Continue ReadingBoxed In: Employment Of Behind-The-Scenes And On-Screen Women In 2013-14 Prime-Time Television

East of the Sun and West of the Moon

Wikipedia: “East of the Sun and West of the Moon” is a Norwegian folk tale.

1024px-TheodorKittelsen-KvitebjørnKongValemon(1912)

The White Bear approaches a poor peasant and asks if he will give him his youngest daughter; in return, he will make the man rich. The girl is reluctant, so the peasant asks the bear to return, and persuades her in the meantime. The White Bear takes her off to a rich and enchanted castle. At night, he takes off his bear form in order to come to her bed as a man, although the lack of light means that she never sees him.
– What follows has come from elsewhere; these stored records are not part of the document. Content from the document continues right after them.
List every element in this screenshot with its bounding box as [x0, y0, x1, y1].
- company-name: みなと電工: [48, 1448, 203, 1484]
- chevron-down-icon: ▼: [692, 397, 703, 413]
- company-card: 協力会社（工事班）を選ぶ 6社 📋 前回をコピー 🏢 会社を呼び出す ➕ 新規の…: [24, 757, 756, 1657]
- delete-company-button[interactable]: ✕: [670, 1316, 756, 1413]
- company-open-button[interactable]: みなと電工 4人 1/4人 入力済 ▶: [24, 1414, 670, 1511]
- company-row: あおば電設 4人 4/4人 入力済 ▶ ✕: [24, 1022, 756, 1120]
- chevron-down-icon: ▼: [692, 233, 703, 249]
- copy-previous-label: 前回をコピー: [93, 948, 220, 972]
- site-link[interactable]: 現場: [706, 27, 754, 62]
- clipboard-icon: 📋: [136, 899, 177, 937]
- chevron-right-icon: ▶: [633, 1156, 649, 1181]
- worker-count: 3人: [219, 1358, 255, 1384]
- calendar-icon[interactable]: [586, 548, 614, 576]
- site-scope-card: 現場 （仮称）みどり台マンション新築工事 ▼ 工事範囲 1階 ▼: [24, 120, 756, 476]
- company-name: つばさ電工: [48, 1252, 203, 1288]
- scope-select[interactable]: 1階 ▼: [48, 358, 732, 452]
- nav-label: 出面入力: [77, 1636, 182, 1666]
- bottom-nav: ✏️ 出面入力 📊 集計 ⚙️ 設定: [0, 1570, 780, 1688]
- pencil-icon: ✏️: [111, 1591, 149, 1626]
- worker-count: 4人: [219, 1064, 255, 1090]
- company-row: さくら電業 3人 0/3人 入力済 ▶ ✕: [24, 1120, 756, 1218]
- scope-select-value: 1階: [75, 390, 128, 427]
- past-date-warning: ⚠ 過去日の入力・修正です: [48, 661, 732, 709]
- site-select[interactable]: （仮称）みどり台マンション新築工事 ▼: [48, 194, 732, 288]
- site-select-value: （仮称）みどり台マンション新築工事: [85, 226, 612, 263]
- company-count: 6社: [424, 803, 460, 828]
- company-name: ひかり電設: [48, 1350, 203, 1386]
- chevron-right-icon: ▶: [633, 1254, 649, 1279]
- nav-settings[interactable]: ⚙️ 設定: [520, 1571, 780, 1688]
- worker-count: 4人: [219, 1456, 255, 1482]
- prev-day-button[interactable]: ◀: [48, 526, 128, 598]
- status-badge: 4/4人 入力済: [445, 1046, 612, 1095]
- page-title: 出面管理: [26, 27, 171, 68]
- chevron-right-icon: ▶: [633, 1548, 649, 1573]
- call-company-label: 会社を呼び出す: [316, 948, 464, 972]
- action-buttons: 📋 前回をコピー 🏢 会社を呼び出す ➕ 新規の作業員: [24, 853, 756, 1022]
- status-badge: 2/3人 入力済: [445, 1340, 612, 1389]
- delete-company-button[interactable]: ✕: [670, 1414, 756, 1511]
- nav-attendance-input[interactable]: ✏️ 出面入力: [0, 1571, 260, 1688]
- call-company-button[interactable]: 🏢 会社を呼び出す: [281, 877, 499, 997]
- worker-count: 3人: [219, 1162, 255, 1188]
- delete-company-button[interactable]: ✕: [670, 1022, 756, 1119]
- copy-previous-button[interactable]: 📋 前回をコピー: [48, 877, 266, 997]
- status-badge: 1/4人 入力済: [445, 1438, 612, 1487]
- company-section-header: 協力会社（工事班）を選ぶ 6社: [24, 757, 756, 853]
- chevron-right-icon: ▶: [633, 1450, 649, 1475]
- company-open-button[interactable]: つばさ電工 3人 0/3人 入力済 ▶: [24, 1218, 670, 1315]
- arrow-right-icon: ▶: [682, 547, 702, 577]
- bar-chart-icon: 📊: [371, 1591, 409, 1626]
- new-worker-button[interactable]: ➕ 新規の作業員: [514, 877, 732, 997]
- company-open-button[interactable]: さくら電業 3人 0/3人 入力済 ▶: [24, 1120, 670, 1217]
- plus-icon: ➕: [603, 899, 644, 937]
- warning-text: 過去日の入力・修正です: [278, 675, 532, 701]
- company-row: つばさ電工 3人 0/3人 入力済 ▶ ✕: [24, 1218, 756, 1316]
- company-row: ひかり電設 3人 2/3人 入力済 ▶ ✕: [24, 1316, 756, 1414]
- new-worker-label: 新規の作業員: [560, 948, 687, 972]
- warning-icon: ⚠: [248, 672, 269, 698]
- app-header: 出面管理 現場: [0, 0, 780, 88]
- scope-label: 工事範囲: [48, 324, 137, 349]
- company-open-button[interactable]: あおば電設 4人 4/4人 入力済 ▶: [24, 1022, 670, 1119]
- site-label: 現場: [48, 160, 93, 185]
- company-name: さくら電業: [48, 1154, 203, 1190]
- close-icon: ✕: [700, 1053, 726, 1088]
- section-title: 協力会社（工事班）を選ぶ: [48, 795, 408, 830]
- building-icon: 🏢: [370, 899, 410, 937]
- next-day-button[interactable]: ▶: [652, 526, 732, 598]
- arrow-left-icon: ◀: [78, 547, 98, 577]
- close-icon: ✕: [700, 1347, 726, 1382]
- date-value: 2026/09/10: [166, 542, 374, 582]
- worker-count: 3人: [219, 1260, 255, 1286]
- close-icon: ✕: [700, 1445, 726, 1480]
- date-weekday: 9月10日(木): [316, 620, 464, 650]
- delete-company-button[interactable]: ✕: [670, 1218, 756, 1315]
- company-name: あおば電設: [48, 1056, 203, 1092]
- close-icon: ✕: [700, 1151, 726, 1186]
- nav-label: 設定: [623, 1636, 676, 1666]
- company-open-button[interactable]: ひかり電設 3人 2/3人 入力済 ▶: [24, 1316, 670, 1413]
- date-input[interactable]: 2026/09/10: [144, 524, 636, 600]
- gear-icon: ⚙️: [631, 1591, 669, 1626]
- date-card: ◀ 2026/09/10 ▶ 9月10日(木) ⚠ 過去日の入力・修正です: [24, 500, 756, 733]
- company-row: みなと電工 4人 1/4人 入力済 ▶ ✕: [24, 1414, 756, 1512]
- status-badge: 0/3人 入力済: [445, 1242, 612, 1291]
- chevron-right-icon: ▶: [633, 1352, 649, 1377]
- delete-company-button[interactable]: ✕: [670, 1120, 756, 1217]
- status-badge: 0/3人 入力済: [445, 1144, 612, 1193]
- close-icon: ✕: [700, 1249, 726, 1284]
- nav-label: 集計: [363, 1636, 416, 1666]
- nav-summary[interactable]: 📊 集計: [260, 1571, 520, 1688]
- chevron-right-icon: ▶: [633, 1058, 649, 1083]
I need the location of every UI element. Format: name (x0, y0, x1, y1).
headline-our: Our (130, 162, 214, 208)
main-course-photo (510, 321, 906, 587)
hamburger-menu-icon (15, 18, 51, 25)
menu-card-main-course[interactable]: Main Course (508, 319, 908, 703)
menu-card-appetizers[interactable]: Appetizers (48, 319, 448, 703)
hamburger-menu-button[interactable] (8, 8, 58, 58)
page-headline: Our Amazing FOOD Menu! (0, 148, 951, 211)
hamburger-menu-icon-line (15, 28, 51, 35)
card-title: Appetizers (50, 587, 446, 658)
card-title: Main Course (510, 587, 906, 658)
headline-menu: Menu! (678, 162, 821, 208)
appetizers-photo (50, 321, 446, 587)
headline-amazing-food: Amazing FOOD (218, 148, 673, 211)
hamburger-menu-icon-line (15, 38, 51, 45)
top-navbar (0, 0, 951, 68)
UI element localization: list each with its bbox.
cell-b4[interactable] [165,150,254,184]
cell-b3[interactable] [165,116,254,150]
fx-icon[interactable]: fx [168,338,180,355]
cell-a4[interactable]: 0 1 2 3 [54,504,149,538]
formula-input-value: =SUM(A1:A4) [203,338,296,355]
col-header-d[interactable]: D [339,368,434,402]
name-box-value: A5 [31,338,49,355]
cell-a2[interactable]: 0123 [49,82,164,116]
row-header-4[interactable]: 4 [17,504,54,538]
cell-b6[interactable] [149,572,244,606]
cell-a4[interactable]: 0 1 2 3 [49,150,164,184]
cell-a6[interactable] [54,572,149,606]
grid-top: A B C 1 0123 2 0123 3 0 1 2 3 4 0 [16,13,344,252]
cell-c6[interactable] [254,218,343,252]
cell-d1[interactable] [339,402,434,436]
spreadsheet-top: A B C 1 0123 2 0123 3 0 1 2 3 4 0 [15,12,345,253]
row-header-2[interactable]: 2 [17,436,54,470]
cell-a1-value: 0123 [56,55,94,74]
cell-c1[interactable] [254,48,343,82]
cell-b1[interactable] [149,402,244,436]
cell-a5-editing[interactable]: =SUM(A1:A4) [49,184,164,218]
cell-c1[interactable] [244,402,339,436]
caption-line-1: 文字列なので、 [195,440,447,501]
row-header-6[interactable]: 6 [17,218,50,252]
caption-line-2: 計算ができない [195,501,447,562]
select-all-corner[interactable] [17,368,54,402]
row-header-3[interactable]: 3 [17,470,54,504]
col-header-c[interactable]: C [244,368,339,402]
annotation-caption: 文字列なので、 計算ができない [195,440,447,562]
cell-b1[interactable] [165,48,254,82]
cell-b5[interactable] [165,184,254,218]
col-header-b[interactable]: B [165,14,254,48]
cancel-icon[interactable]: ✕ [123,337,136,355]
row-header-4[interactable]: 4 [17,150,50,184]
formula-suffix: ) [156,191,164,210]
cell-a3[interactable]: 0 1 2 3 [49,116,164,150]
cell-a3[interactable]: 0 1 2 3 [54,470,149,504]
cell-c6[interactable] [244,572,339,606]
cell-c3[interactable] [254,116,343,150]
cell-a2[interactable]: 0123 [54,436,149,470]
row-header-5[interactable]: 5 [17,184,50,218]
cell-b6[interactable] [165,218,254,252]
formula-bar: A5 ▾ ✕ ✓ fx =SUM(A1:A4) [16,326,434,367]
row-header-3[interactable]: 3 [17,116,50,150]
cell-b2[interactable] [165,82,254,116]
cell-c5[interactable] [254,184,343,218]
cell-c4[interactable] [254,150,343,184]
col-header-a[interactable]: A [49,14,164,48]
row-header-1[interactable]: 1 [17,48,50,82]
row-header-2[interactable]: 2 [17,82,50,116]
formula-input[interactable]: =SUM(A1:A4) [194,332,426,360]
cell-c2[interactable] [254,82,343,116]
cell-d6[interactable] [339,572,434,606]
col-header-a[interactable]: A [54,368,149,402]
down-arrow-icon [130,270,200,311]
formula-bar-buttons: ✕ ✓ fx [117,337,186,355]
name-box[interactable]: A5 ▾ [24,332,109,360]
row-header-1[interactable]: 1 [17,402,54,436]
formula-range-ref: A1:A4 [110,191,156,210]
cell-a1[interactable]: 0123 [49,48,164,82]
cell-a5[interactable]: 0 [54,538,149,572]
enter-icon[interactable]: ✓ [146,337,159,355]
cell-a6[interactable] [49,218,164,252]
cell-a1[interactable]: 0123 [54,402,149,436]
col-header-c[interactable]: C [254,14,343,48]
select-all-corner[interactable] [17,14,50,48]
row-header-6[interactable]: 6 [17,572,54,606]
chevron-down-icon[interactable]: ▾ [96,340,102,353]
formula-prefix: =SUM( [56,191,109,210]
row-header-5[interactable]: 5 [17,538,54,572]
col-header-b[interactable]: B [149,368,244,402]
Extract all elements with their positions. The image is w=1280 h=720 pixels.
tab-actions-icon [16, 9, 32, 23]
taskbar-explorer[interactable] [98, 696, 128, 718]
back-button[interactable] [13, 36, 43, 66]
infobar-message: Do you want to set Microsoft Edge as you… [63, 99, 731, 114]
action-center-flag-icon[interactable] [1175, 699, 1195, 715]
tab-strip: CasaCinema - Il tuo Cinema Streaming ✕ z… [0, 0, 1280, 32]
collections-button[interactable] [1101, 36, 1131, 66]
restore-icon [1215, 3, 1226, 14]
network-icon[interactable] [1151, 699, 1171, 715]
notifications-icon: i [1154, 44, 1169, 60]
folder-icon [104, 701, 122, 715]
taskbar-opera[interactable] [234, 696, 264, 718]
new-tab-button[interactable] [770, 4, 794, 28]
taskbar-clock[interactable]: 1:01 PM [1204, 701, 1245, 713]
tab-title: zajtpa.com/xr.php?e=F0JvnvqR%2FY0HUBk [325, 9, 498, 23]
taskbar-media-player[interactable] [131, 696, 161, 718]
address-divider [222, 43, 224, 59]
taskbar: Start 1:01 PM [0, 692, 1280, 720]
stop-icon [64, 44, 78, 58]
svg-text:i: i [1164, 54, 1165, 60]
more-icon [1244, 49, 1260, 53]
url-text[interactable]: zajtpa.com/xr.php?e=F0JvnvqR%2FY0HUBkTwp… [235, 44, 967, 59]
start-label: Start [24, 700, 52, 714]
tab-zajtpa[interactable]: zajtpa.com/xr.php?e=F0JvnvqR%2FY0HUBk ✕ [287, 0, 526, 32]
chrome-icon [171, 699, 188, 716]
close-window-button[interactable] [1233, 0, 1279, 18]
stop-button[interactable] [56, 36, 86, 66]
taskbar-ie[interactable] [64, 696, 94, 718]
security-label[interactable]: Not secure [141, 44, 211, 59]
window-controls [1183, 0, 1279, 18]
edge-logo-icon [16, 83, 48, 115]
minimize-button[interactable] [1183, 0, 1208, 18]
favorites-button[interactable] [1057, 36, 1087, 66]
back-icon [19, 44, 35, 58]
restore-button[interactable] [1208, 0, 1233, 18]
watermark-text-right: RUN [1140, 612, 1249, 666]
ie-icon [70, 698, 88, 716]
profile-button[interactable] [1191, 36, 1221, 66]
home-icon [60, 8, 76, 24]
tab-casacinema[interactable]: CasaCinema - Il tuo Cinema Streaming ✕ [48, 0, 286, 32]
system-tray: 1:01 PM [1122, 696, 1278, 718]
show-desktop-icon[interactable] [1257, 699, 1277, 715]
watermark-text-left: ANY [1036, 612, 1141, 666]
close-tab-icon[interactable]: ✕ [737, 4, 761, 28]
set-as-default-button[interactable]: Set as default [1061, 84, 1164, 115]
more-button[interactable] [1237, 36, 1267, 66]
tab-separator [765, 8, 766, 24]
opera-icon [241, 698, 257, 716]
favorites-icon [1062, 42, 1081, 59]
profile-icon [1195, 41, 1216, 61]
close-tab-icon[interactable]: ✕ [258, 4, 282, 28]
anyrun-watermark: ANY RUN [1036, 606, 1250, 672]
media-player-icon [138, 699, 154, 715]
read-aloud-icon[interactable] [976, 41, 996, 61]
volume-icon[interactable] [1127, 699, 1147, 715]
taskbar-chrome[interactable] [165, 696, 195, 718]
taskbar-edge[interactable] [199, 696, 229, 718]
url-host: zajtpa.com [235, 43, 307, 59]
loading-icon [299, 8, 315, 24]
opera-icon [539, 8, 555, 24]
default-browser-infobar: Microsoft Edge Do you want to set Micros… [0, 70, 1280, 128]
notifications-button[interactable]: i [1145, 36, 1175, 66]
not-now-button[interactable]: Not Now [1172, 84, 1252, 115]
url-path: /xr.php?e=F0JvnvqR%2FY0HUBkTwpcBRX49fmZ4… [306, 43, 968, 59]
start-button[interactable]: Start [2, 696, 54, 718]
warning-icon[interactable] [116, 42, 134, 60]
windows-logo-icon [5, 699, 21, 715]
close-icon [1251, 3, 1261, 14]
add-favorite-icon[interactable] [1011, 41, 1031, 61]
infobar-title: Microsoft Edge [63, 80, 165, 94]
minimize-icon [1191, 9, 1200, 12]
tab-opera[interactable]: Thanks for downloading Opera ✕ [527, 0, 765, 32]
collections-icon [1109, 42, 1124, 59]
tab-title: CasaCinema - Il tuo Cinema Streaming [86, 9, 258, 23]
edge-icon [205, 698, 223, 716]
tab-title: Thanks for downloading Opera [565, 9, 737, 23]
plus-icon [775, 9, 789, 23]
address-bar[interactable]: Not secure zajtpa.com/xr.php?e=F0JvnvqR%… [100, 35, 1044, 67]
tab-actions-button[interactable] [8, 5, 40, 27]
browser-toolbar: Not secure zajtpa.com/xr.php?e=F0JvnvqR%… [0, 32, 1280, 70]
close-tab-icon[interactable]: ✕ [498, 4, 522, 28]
When she grows homesick, the bear agrees that she might go home as long as she agrees that she will never speak with her mother alone, but only when other people are about. At home, they welcome her, and her mother makes persistent attempts to speak with her alone, finally succeeding and persuading her to tell the whole tale. Hearing it, her mother insists that the White Bear must really be a troll, gives her some candles, and tells her to light them at night, to see what is sharing her bed.

The youngest daughter obeys, and finds he is a highly attractive prince, but she spills three drops of the melted tallow on him, waking him. He tells her that if she held out a year, he would have been free, but now he must go to his wicked stepmother, who enchanted him into this shape and lives in a castle east of the sun and west of the moon, and marry her hideous daughter, a troll princess.

In the morning, the youngest daughter finds that the palace has vanished. She sets out in search of him. Coming to a great mountain, she finds an old woman playing with a golden apple. The youngest daughter asks if she knows the way to the castle east of the sun and west of the moon. The old woman cannot tell her, but lends the youngest daughter a horse to reach a neighbor who might know, and gives her the apple. The neighbor is sitting outside another mountain, with a golden carding comb. She, also, does not know the way to the castle east of the sun and west of the moon, but lends the youngest daughter a horse to reach a neighbor who might know, and gives her the carding-comb. The third neighbor has a golden spinning wheel. She, also, does not know the way to the castle east of the sun and west of the moon, but lends the youngest daughter a horse to reach the East Wind and gives her the spinning wheel.

The East Wind has never been to the castle east of the sun and west of the moon, but his brother the West Wind might have, being stronger. He takes her to the West Wind. The West Wind does the same, bringing her to the South Wind; the South Wind does the same, bringing her to the North Wind. The North Wind reports that he once blew an aspen leaf there, and was exhausted after, but he will take her if she really wants to go. The youngest daughter does wish to go, and so he takes her there.

The next morning, the youngest daughter takes out the golden apple. The troll princess who was to marry the prince sees it and wants to buy it. The girl agrees, if she can spend the night with the prince. The troll princess agrees but gives the prince a sleeping drink, so that the youngest daughter cannot wake him. The same thing happens the next night, after the youngest daughter pays the troll princess with the gold carding-combs. During the girl’s attempts to wake the prince, her weeping and calling to him is overheard by some imprisoned townspeople in the castle, who tell the prince of it. On the third night, in return for the golden spinning wheel, the troll princess brings the drink, but the prince does not drink it, and so is awake for the youngest daughter’s visit.

The prince tells her how she can save him: He will declare that he will not marry anyone who cannot wash the tallow drops from his shirt since trolls, such as his stepmother and her daughter, the troll princess, cannot do it. So instead, he will call in the youngest daughter, and she will be able to do it, so she will marry him. The plan works, and the trolls, in a rage, burst. The prince and his bride free the prisoners captive in the castle, take the gold and silver within, and leave the castle east of the sun and west of the moon.